Heavy Metal Is Good for Your Mental Health
It might sound contradictory, but getting caught up in heavy metal music might actually be good for your head.
Listening to heavy metal and 'extreme' - read, very, very loud - music can help purge negative emotions, such as anger and depression, according to a 2015 study.
Thirty-nine heavy metal fans were monitored after a 16-minute 'anger induction', where they described topics that would irritate, such as relationship issues or financial problems.
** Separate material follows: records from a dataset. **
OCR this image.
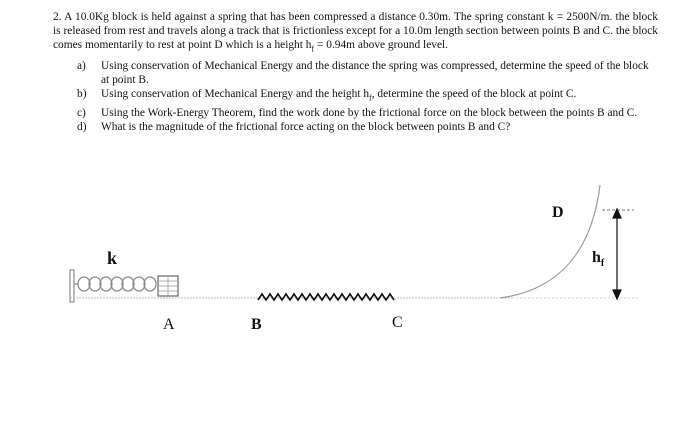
2. A 10.0Kg block is held against a spring that has been compressed a distance 0.30m. The spring constant k = 2500N/m. the block is released from rest and travels along a track that is frictionless except for a 10.0m length section between points B and C. the block comes momentarily to rest at point D which is a height $h_f = 0.94m$ above ground level.

a)	Using conservation of Mechanical Energy and the distance the spring was compressed, determine the speed of the block at point B.
b)	Using conservation of Mechanical Energy and the height $h_f$, determine the speed of the block at point C.
c)	Using the Work-Energy Theorem, find the work done by the frictional force on the block between the points B and C.
d)	What is the magnitude of the frictional force acting on the block between points B and C?
k
A	B	C
D
$h_f$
Each person would then spend 10 minutes listening to songs of their choice, followed by 10 minutes of silence.
Far from sparking rage as it often claimed to do, heavy metal actually left study participants feeling calmer - and was just as effective as sitting in silence.
Leah Sharman from the University of Queensland's School of Psychology said of the study:
"When you're angry and you listen to something that's highly arousing, it's going to match your emotional state."
Likewise, a 2018 study concluded that heavy metal communities alleviate mental health issues.
Researchers chatted to 28 young people who identified with metal music.
Some themes in the group, who were all aged 18-24, stood out: they were all bullied or marginalised at school, but the heavy metal identity and community helped them find friends and keep bullies at bay.
The researchers concluded:
"By talking repeatedly, directly with young metalheads, it was found that metal identities were helping participants to survive the stress of challenging environments and build strong and sustained identities and communities, thus alleviating any potential mental health issues."
Though, just in case you get too enthusiastic about these wonderful findings, do be careful while headbanging.
We get it. Sometimes you lose yourself in the music - but it can cause headaches and dizziness.
Some people know that heavy metal can help your mental health firsthand.
Liam Frost-Camilleri, organiser of charity metal gig Beyond Black, says mental health comes up often in conversations within the community.
He told ABC that the heavy metal community can offer relief and support when it comes to mental health problems.
"I was amazed at how often once one person started talking about it, another person would start talking about it.
"It seemed to be a pretty big problem amongst musicians in particular, in the heavy metal genre."
"I think the reason why people with anxiety and depression tend to gravitate towards heavy metal is because of the catharsis of the emotion."